Люди стали расходиться, только Крыхта топтался на месте, задумчиво почесывая затылок.
– А ты что торчишь, философ? – заорал Ковбык. – Ишь, размечтался!
– Как же не задуматься, господин староста... Его германское благородие пишут: гони по три кила на бутерброды. Оно бы ничего, конечно, хлебец намазать пожирнее. Я и сам не против. Да как быть, если, к примеру, у меня во дворе не корова, а коза? С козиного молока...
– Да ты что? – взъярился Ковбык. – Над властью насмехаешься? Я т-те-бе покажу!
– Какой смех, господин староста? Тут слезы, если разобраться. Сто солдат фюрера получат бутерброды, а сто первый только оближется. И все через эту чертову козу.
– Молчать! Смола, отведи его в управу, пусть там помечтает в темном закутке.
Смола резво подскочил, положил руку на плечо старику:
– Топай, дед, в северном направлении!
Крыхта шевельнул плечом, сбрасывая руку.
– Убери! Сам дорогу знаю! А что, господин староста, может, уборную приспело время копать? Которая Супрунова – уже полная?
– Могилу себе выкопаешь, – пробормотал Ковбык и, взглянув на часы, заспешил к комендатуре.
Неизвестно, о чем шел разговор у Ковбыка с гауптманом Альсеном, однако вернулся он в управу побледневший, с трясущимися губами и тут же пригласил к себе начальника полиции Шефнера. Шефнер не очень-то уважал старосту, но в этот раз прибыл без промедления, понимая, что сейчас не время делить власть с Ковбыком. Не дай бог, комендант узнает, что начальник полиции смотрел в эту ночь с его машинисткой приятные сны, опростав перед тем бутылку самогона. Именно тогда, когда «комитетчики» расклеивали большевистские листовки, ему было особенно приятно зоревать с заезжей блудницей.
Черную Криницу заполонили полицейские патрули.
В тот же день произошло еще одно событие, незаметное для постороннего глаза. Соседка Тани, Ольга Ивченко, муж которой находился в Красной Армии, обнаружила утром под дверями мешок с пшеницей. В мешке листовка и коротенькая записка: «Примите, Ольга Михайловна, небольшую помощь от советской власти. Районный комитет».
Ольга разволновалась, заплакала. Тоненькие, как стебельки, руки дочки копались в зерне, а старший, пятилетний Саша, лепетал:
– Ма! Хочу пирожков! Это папка хлебушка прислал, правда, папка?
– Да, сынок, папка, – ласково погладила Ольга мальчика. – Только об этом нельзя никому говорить. Никому-никому!

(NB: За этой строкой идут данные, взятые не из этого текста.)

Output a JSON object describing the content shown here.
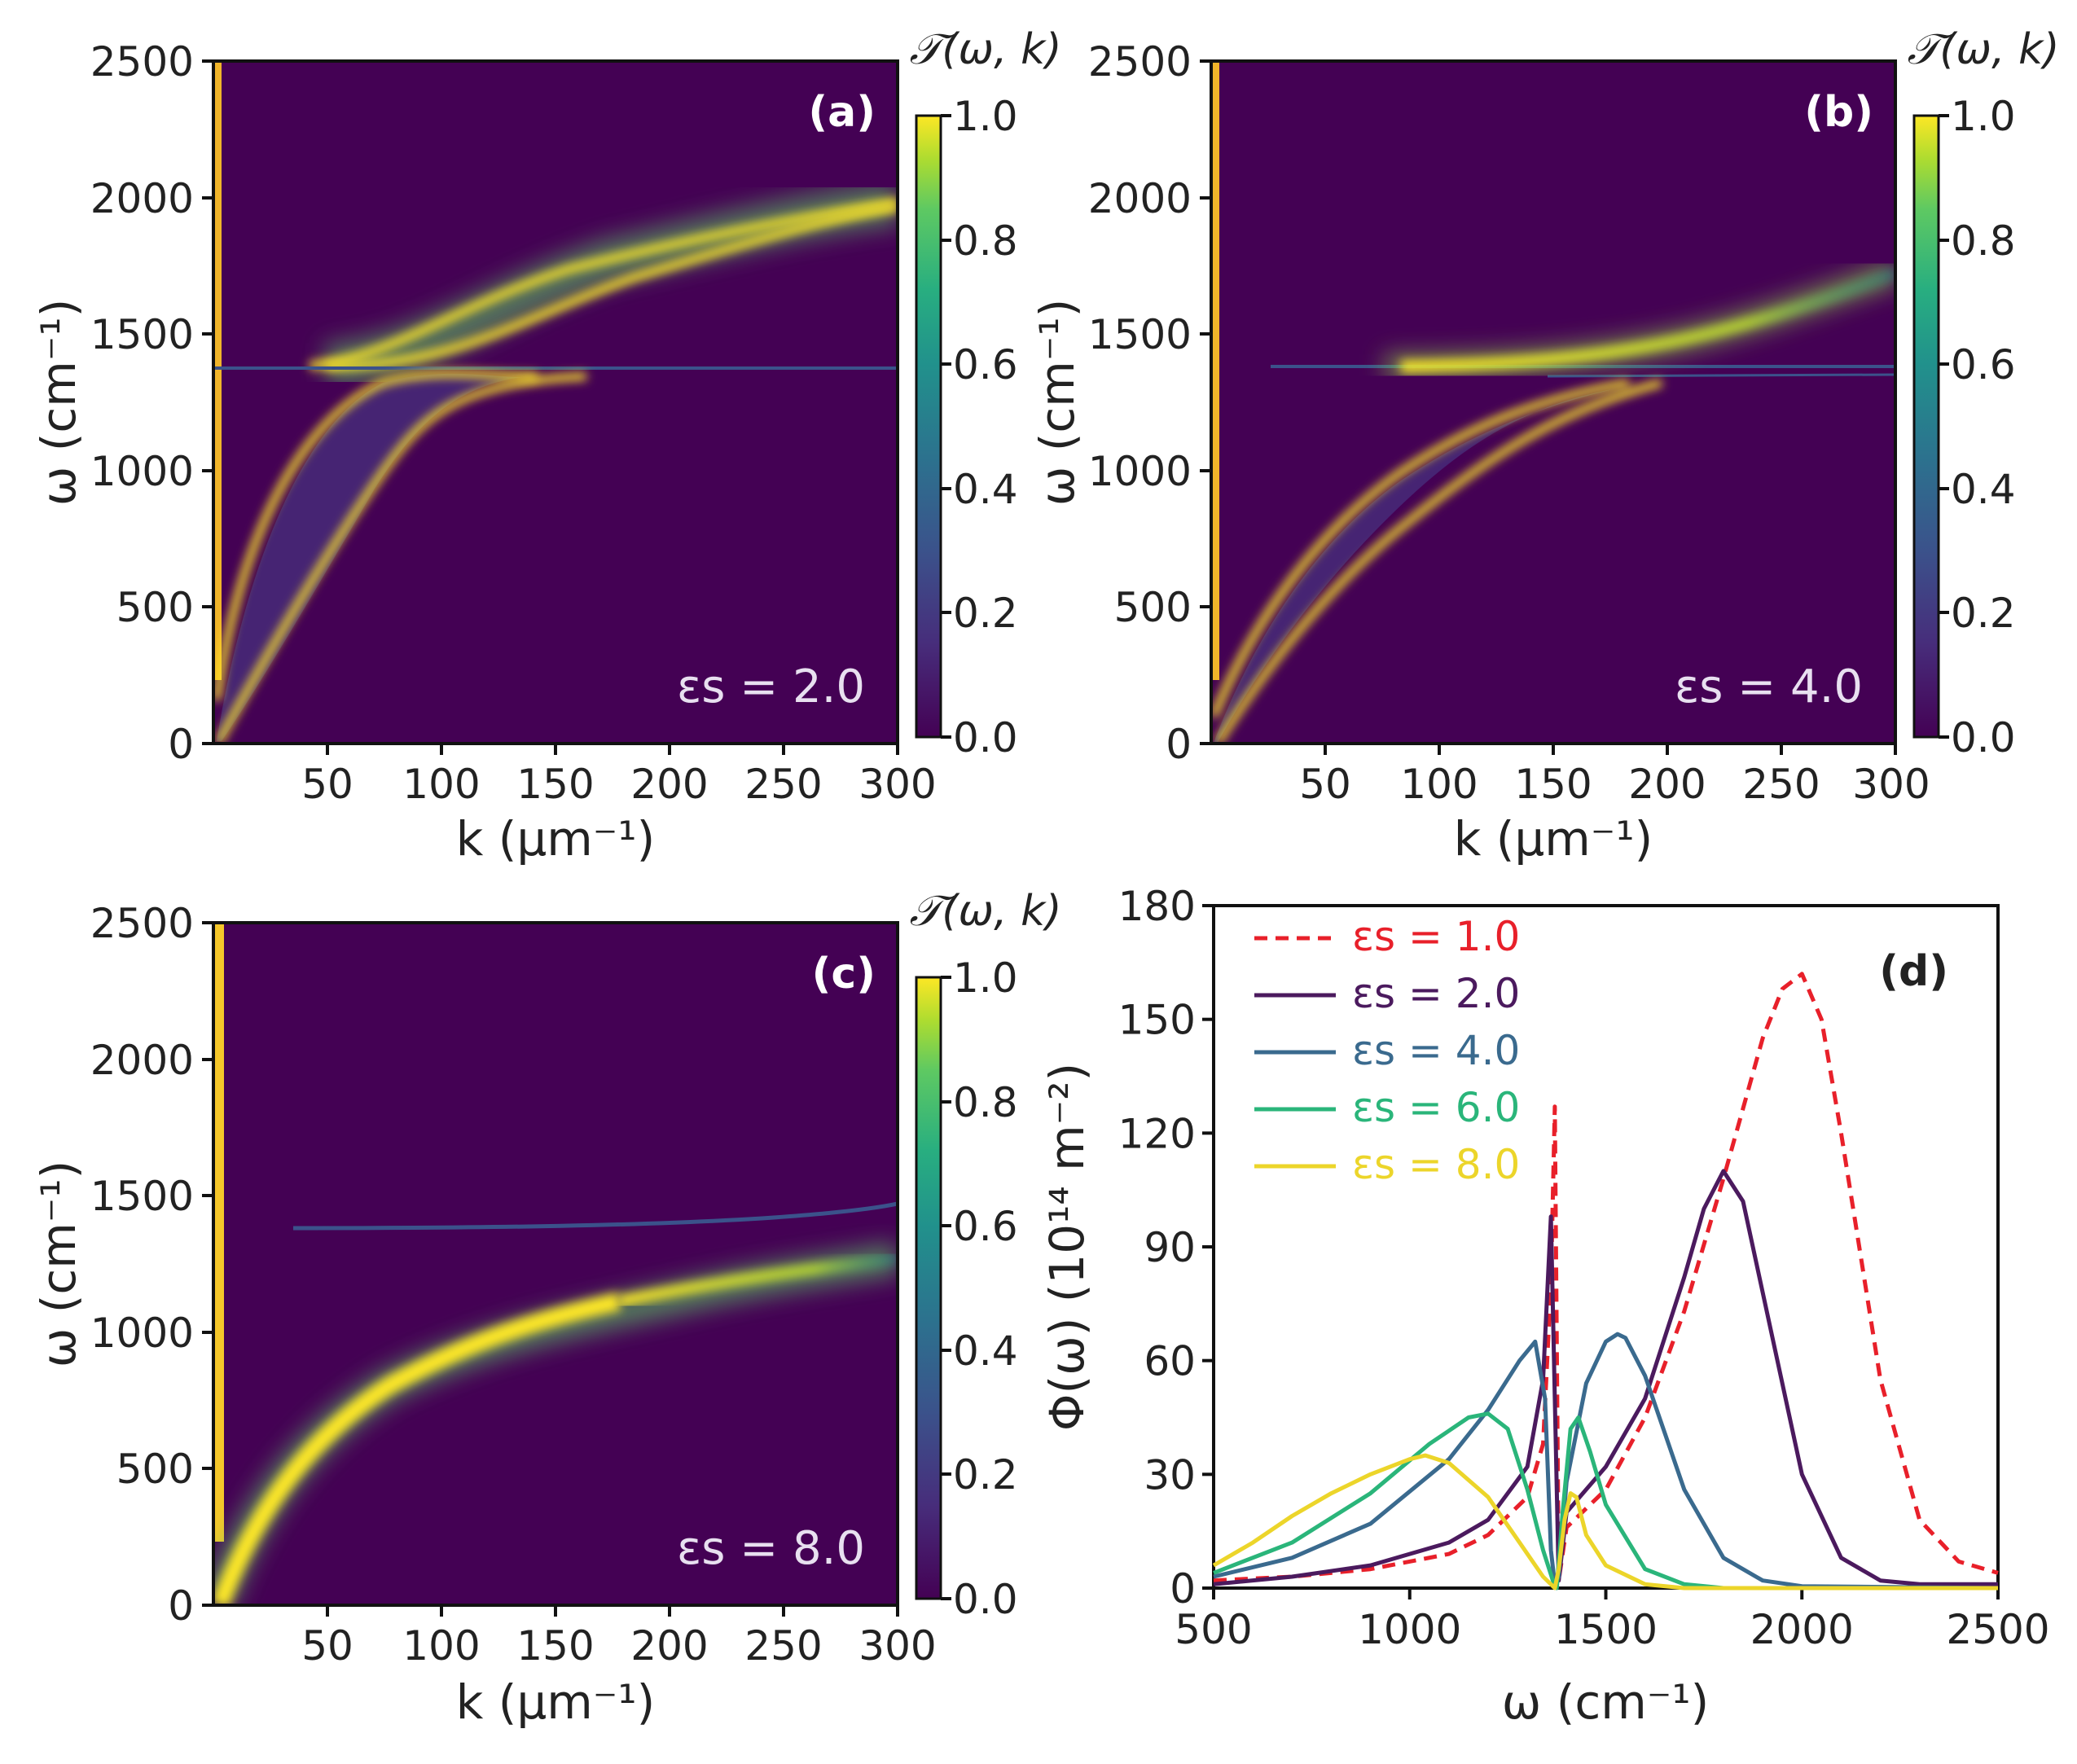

Слезы капали на пшеницу. Значит, жива наша власть, здесь она, среди людей, и о том помнит, что в ее хате и крошки не осталось. Вчера из высевок пекла коржики, а они разваливаются еще на сковороде...
Такие же подарки под своими дверями нашли еще семеро криничан. И только старый портной Фалько, который жил под одной крышей с многодетной невесткой, посчитал приблудившееся зерно за чей-то подвох и хотел было спровадить даровой харч в управу.
– А что, дочка, если это уловка? Они, фашисты, мастера на выдумки. Сегодня принесли, а завтра скажут: расплачивайся... Тебе же и придется топать на каторгу за эту пшеницу.
Но невестка так горячо уверяла, что подарок из чистых рук, что его прислал в самом деле «районный комитет», а на деда смотрело столько голодных глаз, что он в конце концов махнул рукой.